Juna Duwenbeck und Marlene Robertz
Juna Duwenbeck und Marlene Robertz

LGO-Mehrkampftalente überzeugen in Sonsbeck

Am vergangenen Wochenende traten mehrere Nachwuchsathletinnen der LG Olympia beim Herbstmehrkampfmeeting in Sonsbeck erfolgreich in Erscheinung. Dabei absolvierte Marlene Robertz (W14) ihren allerersten Siebenkampf und startete mit guten 14,03 Sekunden über 80 Meter Hürden in den ersten Tag. Im anschließenden 100 Meter-Lauf erreichte sie nach 14,55 Sekunden das Ziel und stieß die Kugel dann mit 10,03 Meter auf die größte Weite der Konkurrenz. Den ersten Tag beendete sie mit 24,98 Meter im Speerwurf und übernahm damit die Führung im Wettbewerb.
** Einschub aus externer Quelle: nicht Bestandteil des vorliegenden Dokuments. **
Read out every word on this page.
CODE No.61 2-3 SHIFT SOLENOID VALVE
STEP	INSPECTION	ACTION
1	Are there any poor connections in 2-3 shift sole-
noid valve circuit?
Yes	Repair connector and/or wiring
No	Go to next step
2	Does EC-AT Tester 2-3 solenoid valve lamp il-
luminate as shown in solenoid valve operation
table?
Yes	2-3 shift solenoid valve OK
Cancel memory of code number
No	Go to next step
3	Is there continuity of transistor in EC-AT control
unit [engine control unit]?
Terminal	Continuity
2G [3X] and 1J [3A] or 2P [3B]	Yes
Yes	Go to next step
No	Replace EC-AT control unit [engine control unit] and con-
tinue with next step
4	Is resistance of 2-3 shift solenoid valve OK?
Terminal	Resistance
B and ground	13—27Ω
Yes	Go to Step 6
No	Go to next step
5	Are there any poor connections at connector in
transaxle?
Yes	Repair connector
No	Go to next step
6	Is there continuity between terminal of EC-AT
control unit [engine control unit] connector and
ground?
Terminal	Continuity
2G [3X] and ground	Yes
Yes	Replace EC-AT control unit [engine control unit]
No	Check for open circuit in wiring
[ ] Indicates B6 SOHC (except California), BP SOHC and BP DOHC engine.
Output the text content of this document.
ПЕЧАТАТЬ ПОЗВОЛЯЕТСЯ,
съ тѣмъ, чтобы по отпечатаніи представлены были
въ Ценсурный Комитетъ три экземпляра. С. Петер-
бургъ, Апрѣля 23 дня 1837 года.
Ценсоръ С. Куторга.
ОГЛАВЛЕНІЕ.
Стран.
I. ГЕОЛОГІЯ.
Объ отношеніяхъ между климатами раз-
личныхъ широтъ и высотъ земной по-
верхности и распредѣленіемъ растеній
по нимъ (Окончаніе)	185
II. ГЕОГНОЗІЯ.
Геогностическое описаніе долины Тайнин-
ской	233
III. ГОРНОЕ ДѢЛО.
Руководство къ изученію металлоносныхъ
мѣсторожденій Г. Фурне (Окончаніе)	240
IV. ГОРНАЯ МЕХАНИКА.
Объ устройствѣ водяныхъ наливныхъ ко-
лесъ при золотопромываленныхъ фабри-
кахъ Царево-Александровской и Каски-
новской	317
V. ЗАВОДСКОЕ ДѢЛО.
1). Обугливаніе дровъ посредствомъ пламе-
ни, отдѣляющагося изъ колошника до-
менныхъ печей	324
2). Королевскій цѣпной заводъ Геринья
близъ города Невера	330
Tag zwei begann sie mit einer neuen persönlichen Bestleistung von 4,35 Meter im Weitsprung. Anschließend steigerte sie im Hochsprung, der Disziplin in der sie auch an den Deutschen U16-Meisterschaften teilnahm, ihre persönliche Bestleistung um drei Zentimeter auf starke 1,68 Meter. Im abschließenden Lauf über 800 Meter fehlte ihr dann etwas die Energie. Mit 3:08,28 Minutn ließ sie sich jedoch die Führung im Gesamtklassement nicht mehr nehmen und gewann mit insgesamt 3265 Punkten den Siebenkampf in der 13köpfigen Konkurrenz. Nicht nur sie war am Ende stolz, diesen Mehrkampf erfolgreich beendet zu haben, auch die Coaches Ina Mannebach, Christian Lormes und Sebastian Trakowsky zeigten sich hochzufrieden. Ebenfalls ihren ersten Siebenkampf absolvierte Lilli Hemcke. Nach guten 1,44 Meter im Hochsprung stürzte sie jedoch leider im Regen beim Lauf über 80 Meter Hürden (14,67 sek) und musste verletzungsbedingt den Rest des Siebenkampfes aufgeben.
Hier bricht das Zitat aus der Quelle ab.